We, at Georgia Military College, already had Office Communication Server R2 deployed and all roles but Enterprise Voice was used. For me, as IT guy, EV integrated with Exchange UM role was the logical choice for telephony solution for the college, just… my approach was wrong! Let me tell you a story. After many attempts, my VP managed to arrange a meeting with the President (sort of Grand Jury) where we presented our case. So, I am going to the meeting and as IT, got carried away talking about the beauty of Unified Communications – integration of presence, email, voice, voice mail, conferencing etc. After 15 minutes or so, the President goes “…why are you wasting my time with this…” and I almost had a hard attack. Fortunately, the second part of the presentation was about the money.
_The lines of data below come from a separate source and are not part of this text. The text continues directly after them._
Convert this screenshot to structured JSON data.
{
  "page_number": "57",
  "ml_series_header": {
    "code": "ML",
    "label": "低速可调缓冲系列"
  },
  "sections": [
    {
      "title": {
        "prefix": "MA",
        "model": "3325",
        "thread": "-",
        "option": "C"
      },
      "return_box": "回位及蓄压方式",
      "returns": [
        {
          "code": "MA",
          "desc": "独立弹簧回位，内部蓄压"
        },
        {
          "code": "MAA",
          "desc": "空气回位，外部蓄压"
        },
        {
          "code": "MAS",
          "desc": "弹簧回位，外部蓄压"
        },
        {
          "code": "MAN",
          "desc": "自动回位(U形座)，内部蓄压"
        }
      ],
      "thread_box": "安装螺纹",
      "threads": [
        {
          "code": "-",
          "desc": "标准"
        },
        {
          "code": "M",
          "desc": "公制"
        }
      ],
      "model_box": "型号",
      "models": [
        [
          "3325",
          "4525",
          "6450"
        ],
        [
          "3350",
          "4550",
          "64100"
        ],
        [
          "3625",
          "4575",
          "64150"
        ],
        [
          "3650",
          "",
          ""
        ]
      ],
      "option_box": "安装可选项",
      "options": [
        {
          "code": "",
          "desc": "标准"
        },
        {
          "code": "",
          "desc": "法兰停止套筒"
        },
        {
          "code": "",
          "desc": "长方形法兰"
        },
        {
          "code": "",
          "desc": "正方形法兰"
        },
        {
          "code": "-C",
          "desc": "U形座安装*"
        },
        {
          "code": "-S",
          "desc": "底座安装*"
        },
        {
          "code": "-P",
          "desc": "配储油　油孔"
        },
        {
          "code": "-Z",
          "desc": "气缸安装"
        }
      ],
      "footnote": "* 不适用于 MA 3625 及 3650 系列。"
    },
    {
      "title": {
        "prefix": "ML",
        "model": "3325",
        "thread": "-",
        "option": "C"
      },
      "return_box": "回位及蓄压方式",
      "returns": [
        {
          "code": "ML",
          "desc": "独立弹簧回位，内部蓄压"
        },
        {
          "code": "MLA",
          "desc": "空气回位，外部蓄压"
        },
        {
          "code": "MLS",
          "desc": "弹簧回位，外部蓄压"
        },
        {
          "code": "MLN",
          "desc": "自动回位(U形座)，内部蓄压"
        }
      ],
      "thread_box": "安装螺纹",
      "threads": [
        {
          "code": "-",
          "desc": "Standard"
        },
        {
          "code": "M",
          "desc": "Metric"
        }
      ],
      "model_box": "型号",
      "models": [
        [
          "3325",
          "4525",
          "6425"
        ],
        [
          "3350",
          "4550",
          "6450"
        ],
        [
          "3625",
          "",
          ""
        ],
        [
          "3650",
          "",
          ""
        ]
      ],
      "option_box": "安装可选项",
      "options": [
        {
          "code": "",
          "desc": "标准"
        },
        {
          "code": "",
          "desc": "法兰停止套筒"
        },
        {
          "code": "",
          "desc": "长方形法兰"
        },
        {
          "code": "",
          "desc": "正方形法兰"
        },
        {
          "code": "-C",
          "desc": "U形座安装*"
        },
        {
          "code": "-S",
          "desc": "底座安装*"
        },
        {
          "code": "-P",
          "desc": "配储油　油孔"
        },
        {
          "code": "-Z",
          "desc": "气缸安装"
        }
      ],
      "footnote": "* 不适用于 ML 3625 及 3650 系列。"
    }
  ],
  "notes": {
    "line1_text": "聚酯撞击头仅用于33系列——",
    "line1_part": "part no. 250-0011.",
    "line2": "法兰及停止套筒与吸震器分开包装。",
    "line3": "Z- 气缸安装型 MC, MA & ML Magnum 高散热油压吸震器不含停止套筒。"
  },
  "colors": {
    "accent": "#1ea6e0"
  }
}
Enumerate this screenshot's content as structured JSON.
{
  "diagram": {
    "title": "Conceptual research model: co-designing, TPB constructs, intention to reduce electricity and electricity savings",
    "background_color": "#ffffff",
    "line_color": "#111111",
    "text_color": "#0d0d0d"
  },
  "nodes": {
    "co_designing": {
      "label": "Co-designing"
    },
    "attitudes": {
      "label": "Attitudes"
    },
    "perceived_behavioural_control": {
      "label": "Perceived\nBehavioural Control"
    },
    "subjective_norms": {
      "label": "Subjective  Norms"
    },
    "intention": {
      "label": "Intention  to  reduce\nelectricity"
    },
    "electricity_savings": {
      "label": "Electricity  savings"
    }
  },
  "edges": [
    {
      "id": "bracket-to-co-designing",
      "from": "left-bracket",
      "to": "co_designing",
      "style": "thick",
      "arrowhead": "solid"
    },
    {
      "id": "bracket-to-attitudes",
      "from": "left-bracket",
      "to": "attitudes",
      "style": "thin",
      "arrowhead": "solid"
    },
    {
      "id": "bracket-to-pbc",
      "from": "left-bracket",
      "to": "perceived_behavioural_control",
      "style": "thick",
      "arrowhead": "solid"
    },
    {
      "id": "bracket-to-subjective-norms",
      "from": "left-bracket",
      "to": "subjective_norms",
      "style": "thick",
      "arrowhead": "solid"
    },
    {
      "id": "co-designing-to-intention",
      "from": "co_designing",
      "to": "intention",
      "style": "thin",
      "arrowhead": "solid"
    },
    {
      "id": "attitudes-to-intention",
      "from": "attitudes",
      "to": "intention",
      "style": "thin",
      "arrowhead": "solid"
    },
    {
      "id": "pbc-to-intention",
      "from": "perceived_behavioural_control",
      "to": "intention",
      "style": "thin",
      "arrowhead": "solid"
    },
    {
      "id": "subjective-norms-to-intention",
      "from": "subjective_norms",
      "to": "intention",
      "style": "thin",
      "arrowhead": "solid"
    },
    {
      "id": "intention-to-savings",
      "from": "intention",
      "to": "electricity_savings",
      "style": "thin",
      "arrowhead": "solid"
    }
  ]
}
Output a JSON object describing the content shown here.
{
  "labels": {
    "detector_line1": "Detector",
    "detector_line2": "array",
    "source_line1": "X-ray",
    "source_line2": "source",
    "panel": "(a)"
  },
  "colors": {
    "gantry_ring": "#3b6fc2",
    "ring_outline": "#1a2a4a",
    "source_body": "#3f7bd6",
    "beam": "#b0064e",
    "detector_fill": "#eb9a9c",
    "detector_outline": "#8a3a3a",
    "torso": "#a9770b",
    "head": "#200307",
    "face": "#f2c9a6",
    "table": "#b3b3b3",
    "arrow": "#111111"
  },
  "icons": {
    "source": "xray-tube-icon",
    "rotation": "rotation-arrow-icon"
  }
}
Sweet topic, indeed. Needless to say, before the end of the presentation, I had the money for deployment on my disposal with the words – “I want this and I want this now”. Beware what you wish, I can add, but this is whole different story and I will blog about this later.

Today, eight months later, we are 100% OCS EV. Our MRC for phone service is $2,100 (remember $13,000 just few months ago?) and we are very close to our ROI point.

I started this blog to share our experience and hopefully help some colleagues to achieve their dream – Unified Communications at their work place.